Ray remembered as a ‘solid rock’

Ray remembered as a ‘solid rock’


Law enforcement and hundreds of people from the community came out last weekend to honor the life of Madison Central school Resource officer Corey Ray and his 22-year career in law enforcement.

Corey Evan Ray, 41, of Ridgeland, died July 14, 2021, at his home surrounded by family and friends. His mother, Karen Green Golden, said he went peacefully after a lengthy struggle with an extended illness. 

Ray suffered from a rate intestinal problem and only one doctor was willing to do the surgery, his family said, extending his life another eight months. During that time, Ray made a profession of faith in Christ and was baptized in his hospital room, his family said.

“I went back to talk to Corey and told him I knew how tired he was, and what a fighter he had been since he’d been in the hospital,” his mother wrote in the Facebook group Pray for Corey Ray after they’d brought him home. “I told him it’s ok if he wanted to just rest now and stop fighting. I told him what a wonderful place Heaven is and it’s ok if he’s ready to go be with Jesus.”

His mother remembered his bright personality, sense of humor, work ethic and ability to multi-task as defining characteristics of her son.

She said her family has been through a “rough eight and half months” but knows her son is in a better place now.

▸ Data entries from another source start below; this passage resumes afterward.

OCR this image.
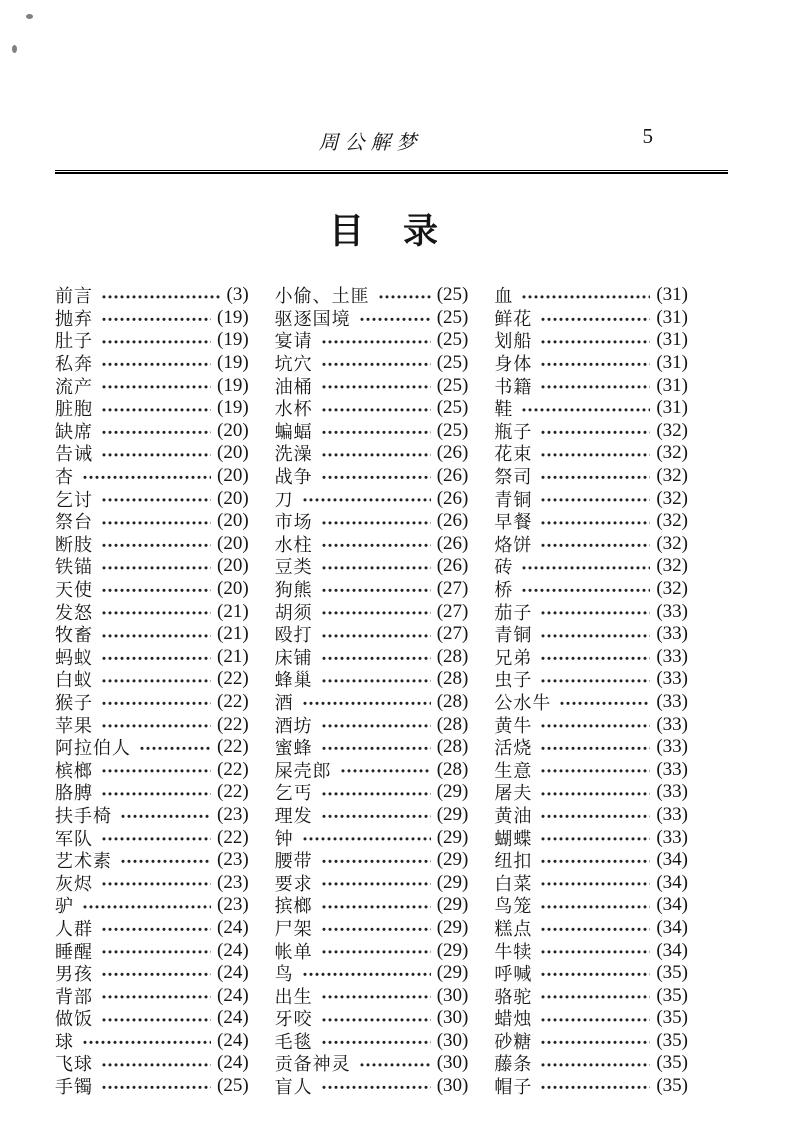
周公解梦	5
目　录
前言	(3)
抛弃	(19)
肚子	(19)
私奔	(19)
流产	(19)
脏胞	(19)
缺席	(20)
告诫	(20)
杏	(20)
乞讨	(20)
祭台	(20)
断肢	(20)
铁锚	(20)
天使	(20)
发怒	(21)
牧畜	(21)
蚂蚁	(21)
白蚁	(22)
猴子	(22)
苹果	(22)
阿拉伯人	(22)
槟榔	(22)
胳膊	(22)
扶手椅	(23)
军队	(22)
艺术素	(23)
灰烬	(23)
驴	(23)
人群	(24)
睡醒	(24)
男孩	(24)
背部	(24)
做饭	(24)
球	(24)
飞球	(24)
手镯	(25)
小偷、土匪	(25)
驱逐国境	(25)
宴请	(25)
坑穴	(25)
油桶	(25)
水杯	(25)
蝙蝠	(25)
洗澡	(26)
战争	(26)
刀	(26)
市场	(26)
水柱	(26)
豆类	(26)
狗熊	(27)
胡须	(27)
殴打	(27)
床铺	(28)
蜂巢	(28)
酒	(28)
酒坊	(28)
蜜蜂	(28)
屎壳郎	(28)
乞丐	(29)
理发	(29)
钟	(29)
腰带	(29)
要求	(29)
摈榔	(29)
尸架	(29)
帐单	(29)
鸟	(29)
出生	(30)
牙咬	(30)
毛毯	(30)
贡备神灵	(30)
盲人	(30)
血	(31)
鲜花	(31)
划船	(31)
身体	(31)
书籍	(31)
鞋	(31)
瓶子	(32)
花束	(32)
祭司	(32)
青铜	(32)
早餐	(32)
烙饼	(32)
砖	(32)
桥	(32)
茄子	(33)
青铜	(33)
兄弟	(33)
虫子	(33)
公水牛	(33)
黄牛	(33)
活烧	(33)
生意	(33)
屠夫	(33)
黄油	(33)
蝴蝶	(33)
纽扣	(34)
白菜	(34)
鸟笼	(34)
糕点	(34)
牛犊	(34)
呼喊	(35)
骆驼	(35)
蜡烛	(35)
砂糖	(35)
藤条	(35)
帽子	(35)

“He is whole again,” Golden said.

Ray is survived by his mother and stepfather Gary as well as his father, Charles Ray and stepmother Vicki. He is also survived by his maternal grandparents, Harold and Frances Green. Ray was preceded in death by his paternal grandparents, Coy and Kathryn Ray.

The funeral service was held at 11 a.m. Saturday, July 17, at Broadmoor Baptist Church with a graveside service after in Jessamine Cemetery in Ridgeland.

Speakers at the service included Madison Police Chief Gene Waldrop and Asst. Chief Robert Sanders.

Waldrop said Ray was a “solid rock” as an employee, officer and community helper.

Sanders summed up his experience with Ray in his opening statement. Fighting back tears, he said, “I am going to cry a little and I am going to laugh a little because everyone here has a story about Corey.”

He said it was moving to see the people file into the funeral service because he knew Ray had touched their lives in one way or another like they had touched his and his family’s lives.

Golden said she has appreciated the outpouring of love and affection the community has shown for her son both while he was sick and in his passing. Golden said she has not been able to read a fraction of the Facebook posts remembering her son. 

“I have probably not gotten to one-thousandth of the posts people have put up,” Golden said. “I will start reading one and 100 more will pop up. There have been so many sweet things said. He made this mama proud.”

Golden said many students came to his funeral service and visitation. 

‘He had a way with kids and was great at what he did,” Golden said. “He loved his job. He loved his city. He loved the students and parents and the community. I have never seen someone more fit for their job and everyone loved him too.”

Golden said Ray lived with her, or, as she put it, “he had a bed here.” She said he put in long hours at the school and would often go by to check on things on holidays and his day off.

Ray was born on May 8, 1980. He graduated high school from Madison Central and joined the Madison County Sheriff's Office in the same year, 1998. He served with the Sheriff’s Office for 12 years.

In 2010 Corey Ray joined the Madison Police Department and worked in Dispatch before becoming the School Resource Officer for Madison Central High School.